To think strategically and compassionately in a complex maze of information and ideas requires a skill set that that transcends academic disciplines, technical skills and professions. Today’s global-setting requires a greater understanding in all-encompassing spirituality, so that we can inform our responses to today’s challenges with meta-physical wisdom—whether they are religious, philosophical, or political.

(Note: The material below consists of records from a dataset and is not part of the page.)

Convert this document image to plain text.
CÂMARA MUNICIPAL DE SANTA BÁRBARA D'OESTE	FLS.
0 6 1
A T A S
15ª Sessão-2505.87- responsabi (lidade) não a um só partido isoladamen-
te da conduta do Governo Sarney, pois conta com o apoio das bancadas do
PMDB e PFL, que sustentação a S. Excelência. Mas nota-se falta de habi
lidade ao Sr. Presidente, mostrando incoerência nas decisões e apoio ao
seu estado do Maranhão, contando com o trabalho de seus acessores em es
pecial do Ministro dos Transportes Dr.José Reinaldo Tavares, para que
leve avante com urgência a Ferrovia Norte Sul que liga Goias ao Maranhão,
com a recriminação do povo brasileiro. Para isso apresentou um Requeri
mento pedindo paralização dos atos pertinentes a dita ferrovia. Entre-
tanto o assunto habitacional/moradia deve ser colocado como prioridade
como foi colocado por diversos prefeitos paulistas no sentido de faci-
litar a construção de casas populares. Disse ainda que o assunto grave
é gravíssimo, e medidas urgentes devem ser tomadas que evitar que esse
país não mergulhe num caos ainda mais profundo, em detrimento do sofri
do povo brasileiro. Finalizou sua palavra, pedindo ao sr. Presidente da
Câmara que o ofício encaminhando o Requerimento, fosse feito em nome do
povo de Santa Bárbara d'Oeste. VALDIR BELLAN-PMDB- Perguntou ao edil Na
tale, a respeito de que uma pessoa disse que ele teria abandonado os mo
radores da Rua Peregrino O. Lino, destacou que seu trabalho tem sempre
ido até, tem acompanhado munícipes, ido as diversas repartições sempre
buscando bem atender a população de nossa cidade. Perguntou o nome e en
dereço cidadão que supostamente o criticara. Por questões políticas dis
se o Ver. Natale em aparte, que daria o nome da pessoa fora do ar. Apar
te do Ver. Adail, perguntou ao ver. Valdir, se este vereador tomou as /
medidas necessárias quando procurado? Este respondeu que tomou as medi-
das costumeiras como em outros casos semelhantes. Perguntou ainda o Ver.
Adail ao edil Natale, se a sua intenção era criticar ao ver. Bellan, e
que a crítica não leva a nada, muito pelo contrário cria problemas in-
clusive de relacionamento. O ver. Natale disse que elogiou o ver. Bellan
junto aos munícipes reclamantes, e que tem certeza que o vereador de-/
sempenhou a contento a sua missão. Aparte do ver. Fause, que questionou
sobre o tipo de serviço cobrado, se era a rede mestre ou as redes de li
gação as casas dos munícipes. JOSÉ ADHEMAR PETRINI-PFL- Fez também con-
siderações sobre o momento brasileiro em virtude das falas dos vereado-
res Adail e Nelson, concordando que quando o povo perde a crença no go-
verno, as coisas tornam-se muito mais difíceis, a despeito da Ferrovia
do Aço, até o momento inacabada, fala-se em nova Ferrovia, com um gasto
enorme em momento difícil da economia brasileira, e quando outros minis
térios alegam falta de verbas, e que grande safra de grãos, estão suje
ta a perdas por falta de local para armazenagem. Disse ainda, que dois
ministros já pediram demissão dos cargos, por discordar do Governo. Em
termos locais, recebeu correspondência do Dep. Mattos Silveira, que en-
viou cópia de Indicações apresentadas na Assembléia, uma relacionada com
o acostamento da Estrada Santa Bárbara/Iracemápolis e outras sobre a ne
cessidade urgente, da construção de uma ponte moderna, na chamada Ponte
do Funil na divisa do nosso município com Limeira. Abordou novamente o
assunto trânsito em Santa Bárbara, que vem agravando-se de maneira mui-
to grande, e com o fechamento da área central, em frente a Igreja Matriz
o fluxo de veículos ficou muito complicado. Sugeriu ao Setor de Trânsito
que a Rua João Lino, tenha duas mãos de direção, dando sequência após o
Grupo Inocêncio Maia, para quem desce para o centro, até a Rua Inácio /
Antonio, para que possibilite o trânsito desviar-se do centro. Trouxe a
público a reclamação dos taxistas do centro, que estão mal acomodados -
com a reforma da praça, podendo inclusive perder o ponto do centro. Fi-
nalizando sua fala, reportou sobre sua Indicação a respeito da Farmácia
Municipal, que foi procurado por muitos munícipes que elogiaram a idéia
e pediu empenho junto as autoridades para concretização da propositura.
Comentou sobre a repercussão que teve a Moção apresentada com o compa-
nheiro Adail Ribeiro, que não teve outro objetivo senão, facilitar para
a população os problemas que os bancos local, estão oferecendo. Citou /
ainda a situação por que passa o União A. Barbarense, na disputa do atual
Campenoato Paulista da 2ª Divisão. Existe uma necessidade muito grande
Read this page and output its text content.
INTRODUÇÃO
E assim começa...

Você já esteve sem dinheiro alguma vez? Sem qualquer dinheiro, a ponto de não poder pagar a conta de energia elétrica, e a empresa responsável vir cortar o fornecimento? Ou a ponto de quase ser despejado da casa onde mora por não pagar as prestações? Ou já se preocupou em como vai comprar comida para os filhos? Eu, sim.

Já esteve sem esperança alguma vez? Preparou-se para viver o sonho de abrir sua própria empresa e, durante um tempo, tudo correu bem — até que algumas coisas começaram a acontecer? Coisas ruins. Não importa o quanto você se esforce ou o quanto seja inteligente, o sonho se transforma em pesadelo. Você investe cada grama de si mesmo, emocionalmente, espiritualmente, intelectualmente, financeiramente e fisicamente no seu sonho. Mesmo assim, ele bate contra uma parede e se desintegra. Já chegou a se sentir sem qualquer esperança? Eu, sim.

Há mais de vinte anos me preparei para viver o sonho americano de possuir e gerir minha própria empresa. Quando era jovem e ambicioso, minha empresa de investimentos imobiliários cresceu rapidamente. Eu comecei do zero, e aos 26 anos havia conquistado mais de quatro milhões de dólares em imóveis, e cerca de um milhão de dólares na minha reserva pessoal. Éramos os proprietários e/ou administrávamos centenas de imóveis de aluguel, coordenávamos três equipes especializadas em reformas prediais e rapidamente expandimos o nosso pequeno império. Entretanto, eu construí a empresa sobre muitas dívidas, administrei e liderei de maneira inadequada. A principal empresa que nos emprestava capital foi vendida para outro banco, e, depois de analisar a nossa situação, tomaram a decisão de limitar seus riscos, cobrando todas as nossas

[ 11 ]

The distinction between the skills used to navigate today’s world and the knowledge gained by meta-physical wisdoms is important to explore, as it as it forms one of the greatest ironies of our time. Despite having the most information available—ever in our collective history at our fingertips—we create our own narrow realities. Depending on the search terms we use, the friend lists we cultivate, and the algorithms that websites use to pre-determine what we would like on our screens, we are not using the information available to us because we are instinctively drawn to ideas and thoughts that are similar to our own. While we have the ability to seek to know more than any generation before us, we are continuously exposed to information and ideas that align with our own world-view. Despite the opportunities presented by today’s technology, we are using it to bolster what we think and not how we think.
Education in all-encompassing spirituality provides an insight into the world views of others, and enables an ability to think deeply and precisely about the world around us despite its complexity. In my perspective, the time of education in all-encompassing spirituality is now. If we are to turn the daily “bad news” stories into challenges to be faced and opportunities to be created, we need a society that can think deeper than the veneer that is passed off as news and information today.
I am excited by the promise that Cloverleaf holds. Given the ever-changing nature of our world today, Cloverleaf provides a space for thinkers across the globe to articulate the importance of all-encompassing spirituality. It is my hope that Cloverleaf will be accessible so that topics that are discussed in the journal are relatable and available for the broader public.